Cette fadeur n'était-elle pas à craindre dans le quatrième volume d'une série, auteur et éditeur n'en étaient-ils pas d'ailleurs conscients, eux qui protestent bien fort de la finalité de ce volume ? On pourrait objecter que le meilleur roman du lot est le deuxième, la Voix des morts, et qu'il avait tiré son succès de la même fuite en avant qui sauvait la moitié de Xénocide : introduire une nouvelle civilisation, de nouveaux personnages et de nouveaux problèmes, et bâtir le livre nouveau comme une excroissance de l'histoire d'origine. Mais au bout de trois romans, l'histoire d'origine pouvant se laisser oublier du lecteur, les rappels nécessaires prennent de plus en plus de place, et la fuite en avant devient plus difficile. Card aurait pu exécuter la manœuvre, il ne manquait pas d'idées nouvelles, et si elles restent (à mon sens) atrophiées dans ce livre, c'est à cause du trop grand nombre de protagonistes et de l'attention envahissante portée aux aspects moraux et psychologiques dont je vous ai entretenus ci-dessus. Bien trop longtemps, seriez-vous en droit de penser, s'ils ne représentaient un tel poids dans l'ouvrage.

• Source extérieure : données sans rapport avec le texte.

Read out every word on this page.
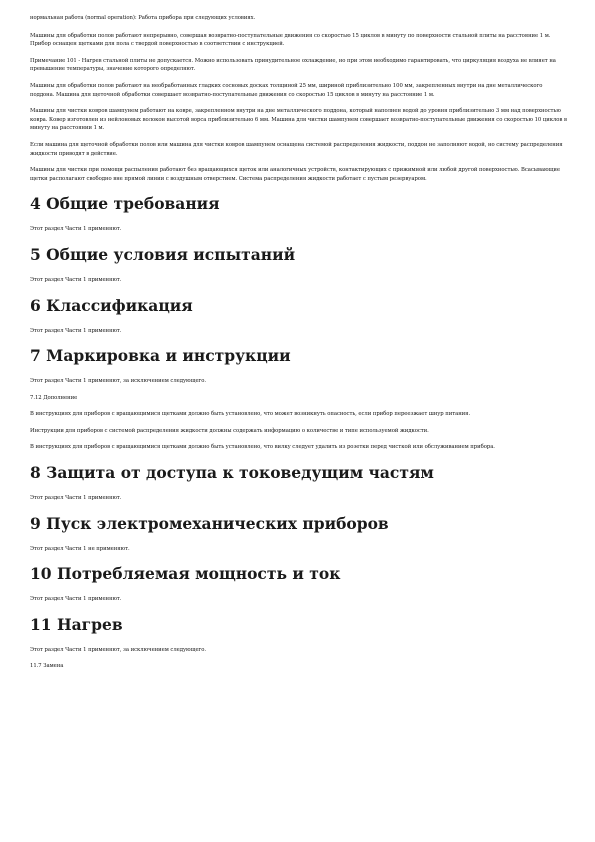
нормальная работа (normal operation): Работа прибора при следующих условиях.

Машины для обработки полов работают непрерывно, совершая возвратно-поступательные движения со скоростью 15 циклов в минуту по поверхности стальной плиты на расстояние 1 м. Прибор оснащен щетками для пола с твердой поверхностью в соответствии с инструкцией.

Примечание 101 - Нагрев стальной плиты не допускается. Можно использовать принудительное охлаждение, но при этом необходимо гарантировать, что циркуляция воздуха не влияет на превышение температуры, значение которого определяют.

Машины для обработки полов работают на необработанных гладких сосновых досках толщиной 25 мм, шириной приблизительно 100 мм, закрепленных внутри на дне металлического поддона. Машина для щеточной обработки совершает возвратно-поступательные движения со скоростью 15 циклов в минуту на расстояние 1 м.

Машины для чистки ковров шампунем работают на ковре, закрепленном внутри на дне металлического поддона, который наполнен водой до уровня приблизительно 3 мм над поверхностью ковра. Ковер изготовлен из нейлоновых волокон высотой ворса приблизительно 6 мм. Машина для чистки шампунем совершает возвратно-поступательные движения со скоростью 10 циклов в минуту на расстоянии 1 м.

Если машина для щеточной обработки полов или машина для чистки ковров шампунем оснащена системой распределения жидкости, поддон не заполняют водой, но систему распределения жидкости приводят в действие.

Машины для чистки при помощи распыления работают без вращающихся щеток или аналогичных устройств, контактирующих с прижимной или любой другой поверхностью. Всасывающие щетки располагают свободно вне прямой линии с воздушным отверстием. Система распределения жидкости работает с пустым резервуаром.

4 Общие требования

Этот раздел Части 1 применяют.

5 Общие условия испытаний

Этот раздел Части 1 применяют.

6 Классификация

Этот раздел Части 1 применяют.

7 Маркировка и инструкции

Этот раздел Части 1 применяют, за исключением следующего.

7.12 Дополнение

В инструкциях для приборов с вращающимися щетками должно быть установлено, что может возникнуть опасность, если прибор переезжает шнур питания.

Инструкции для приборов с системой распределения жидкости должны содержать информацию о количестве и типе используемой жидкости.

В инструкциях для приборов с вращающимися щетками должно быть установлено, что вилку следует удалить из розетки перед чисткой или обслуживанием прибора.

8 Защита от доступа к токоведущим частям

Этот раздел Части 1 применяют.

9 Пуск электромеханических приборов

Этот раздел Части 1 не применяют.

10 Потребляемая мощность и ток

Этот раздел Части 1 применяют.

11 Нагрев

Этот раздел Части 1 применяют, за исключением следующего.

11.7 Замена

Charitablement, gardons pour la fin le meilleur du livre : Card esquisse les contours de deux nouvelles planètes de l'univers humain, Divine Wind (dominante japonaise) et Pacifica (dominante polynésienne — on se croirait au musée mormon des cultures du Pacifique sur Oahu !), et on aimerait passer plus de temps là-bas, et moins en dialogues socratiques à bord de vaisseaux spatiaux en forme d'Algeco ; mieux encore, une race étrangère authentiquement étrange est découverte, elle est en rapport avec des problèmes posés dans le volume précédent, on se sent prêts à un grand moment de space opera — et tout cela reste non-développé, ce qui me laisse douter de la finalité de ce quatrième volume, en dépit de la mort d'Ender (qui n'est pas une mort complète d'un certain point de vue ; vous verrez bien), en dépit d'une postface dont la conclusion passionnée, en forme de profession de foi littéraire, laisse un goût de testament de la série.

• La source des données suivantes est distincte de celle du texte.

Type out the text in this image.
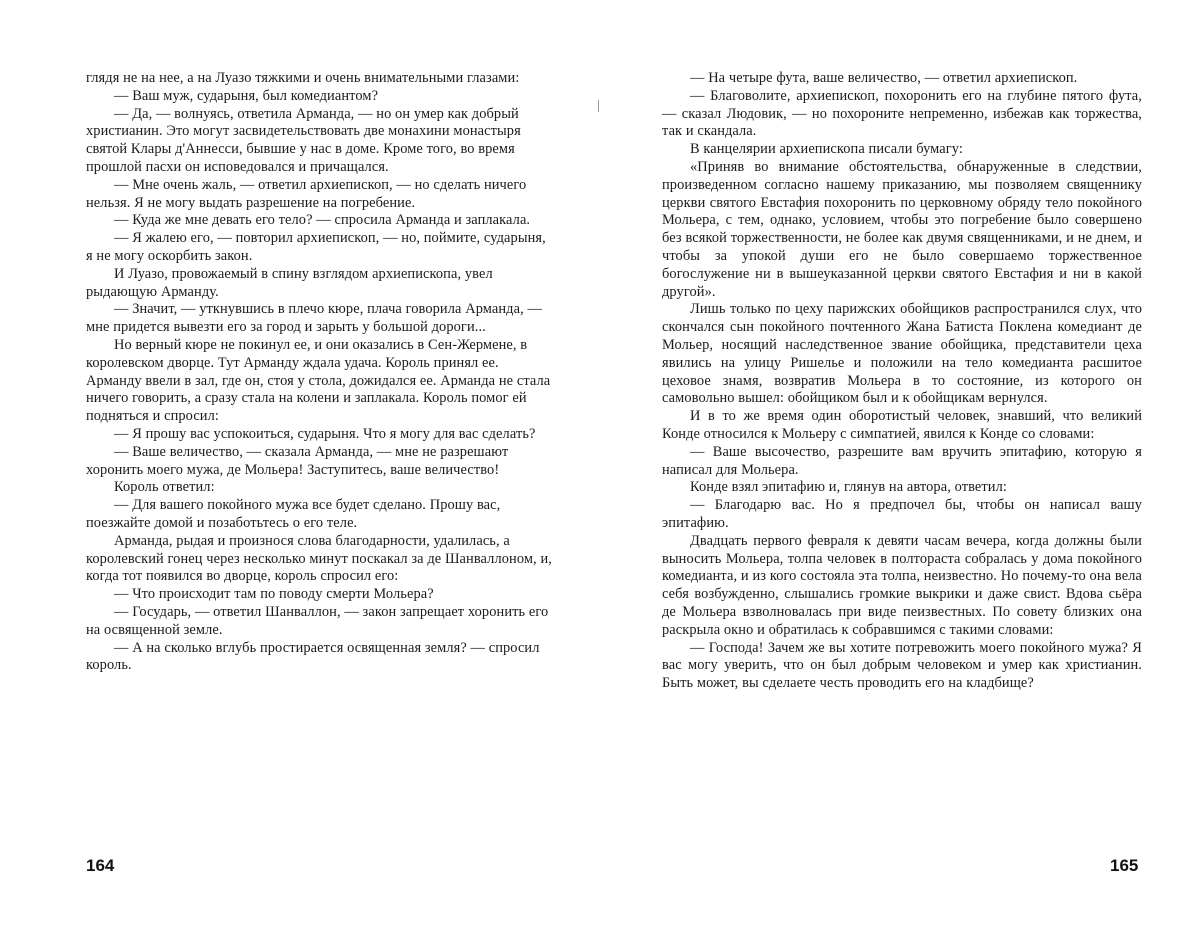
глядя не на нее, а на Луазо тяжкими и очень внимательными глазами:

— Ваш муж, сударыня, был комедиантом?

— Да, — волнуясь, ответила Арманда, — но он умер как добрый христианин. Это могут засвидетельствовать две монахини монастыря святой Клары д'Аннесси, бывшие у нас в доме. Кроме того, во время прошлой пасхи он исповедовался и причащался.

— Мне очень жаль, — ответил архиепископ, — но сделать ничего нельзя. Я не могу выдать разрешение на погребение.

— Куда же мне девать его тело? — спросила Арманда и заплакала.

— Я жалею его, — повторил архиепископ, — но, поймите, сударыня, я не могу оскорбить закон.

И Луазо, провожаемый в спину взглядом архиепископа, увел рыдающую Арманду.

— Значит, — уткнувшись в плечо кюре, плача говорила Арманда, — мне придется вывезти его за город и зарыть у большой дороги...

Но верный кюре не покинул ее, и они оказались в Сен-Жермене, в королевском дворце. Тут Арманду ждала удача. Король принял ее. Арманду ввели в зал, где он, стоя у стола, дожидался ее. Арманда не стала ничего говорить, а сразу стала на колени и заплакала. Король помог ей подняться и спросил:

— Я прошу вас успокоиться, сударыня. Что я могу для вас сделать?

— Ваше величество, — сказала Арманда, — мне не разрешают хоронить моего мужа, де Мольера! Заступитесь, ваше величество!

Король ответил:

— Для вашего покойного мужа все будет сделано. Прошу вас, поезжайте домой и позаботьтесь о его теле.

Арманда, рыдая и произнося слова благодарности, удалилась, а королевский гонец через несколько минут поскакал за де Шанваллоном, и, когда тот появился во дворце, король спросил его:

— Что происходит там по поводу смерти Мольера?

— Государь, — ответил Шанваллон, — закон запрещает хоронить его на освященной земле.

— А на сколько вглубь простирается освященная земля? — спросил король.

— На четыре фута, ваше величество, — ответил архиепископ.

— Благоволите, архиепископ, похоронить его на глубине пятого фута, — сказал Людовик, — но похороните непременно, избежав как торжества, так и скандала.

В канцелярии архиепископа писали бумагу:

«Приняв во внимание обстоятельства, обнаруженные в следствии, произведенном согласно нашему приказанию, мы позволяем священнику церкви святого Евстафия похоронить по церковному обряду тело покойного Мольера, с тем, однако, условием, чтобы это погребение было совершено без всякой торжественности, не более как двумя священниками, и не днем, и чтобы за упокой души его не было совершаемо торжественное богослужение ни в вышеуказанной церкви святого Евстафия и ни в какой другой».

Лишь только по цеху парижских обойщиков распространился слух, что скончался сын покойного почтенного Жана Батиста Поклена комедиант де Мольер, носящий наследственное звание обойщика, представители цеха явились на улицу Ришелье и положили на тело комедианта расшитое цеховое знамя, возвратив Мольера в то состояние, из которого он самовольно вышел: обойщиком был и к обойщикам вернулся.

И в то же время один оборотистый человек, знавший, что великий Конде относился к Мольеру с симпатией, явился к Конде со словами:

— Ваше высочество, разрешите вам вручить эпитафию, которую я написал для Мольера.

Конде взял эпитафию и, глянув на автора, ответил:

— Благодарю вас. Но я предпочел бы, чтобы он написал вашу эпитафию.

Двадцать первого февраля к девяти часам вечера, когда должны были выносить Мольера, толпа человек в полтораста собралась у дома покойного комедианта, и из кого состояла эта толпа, неизвестно. Но почему-то она вела себя возбужденно, слышались громкие выкрики и даже свист. Вдова сьёра де Мольера взволновалась при виде пеизвестных. По совету близких она раскрыла окно и обратилась к собравшимся с такими словами:

— Господа! Зачем же вы хотите потревожить моего покойного мужа? Я вас могу уверить, что он был добрым человеком и умер как христианин. Быть может, вы сделаете честь проводить его на кладбище?

164	165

La postface justement. Très prenante, elle revient sur ce qui est l'idée la plus intéressante du livre — Card s'est retenu d'écrire un essai, mais peut-être aurait-il dû écrire un roman centré sur cette idée : la distinction entre nations “centrales” (comme la Chine), dont la culture absorbe jusqu'à celle des envahisseurs, et nations “périphériques”, qui en dépit de leurs éventuels succès militaires sentent qu'il leur reste toujours quelque chose à prouver (comme le Japon). La SF américaine ne nous a pas habitués à une telle perceptivité dans l'analyse des relations entre cultures. À porter donc au crédit de Card, même si son livre lasse faute de tension dramatique.

Notes

[1] C'est-à-dire "les enfants de l'esprit du Christ" ; n'oublions pas que l'action se déroule sur Lusitania.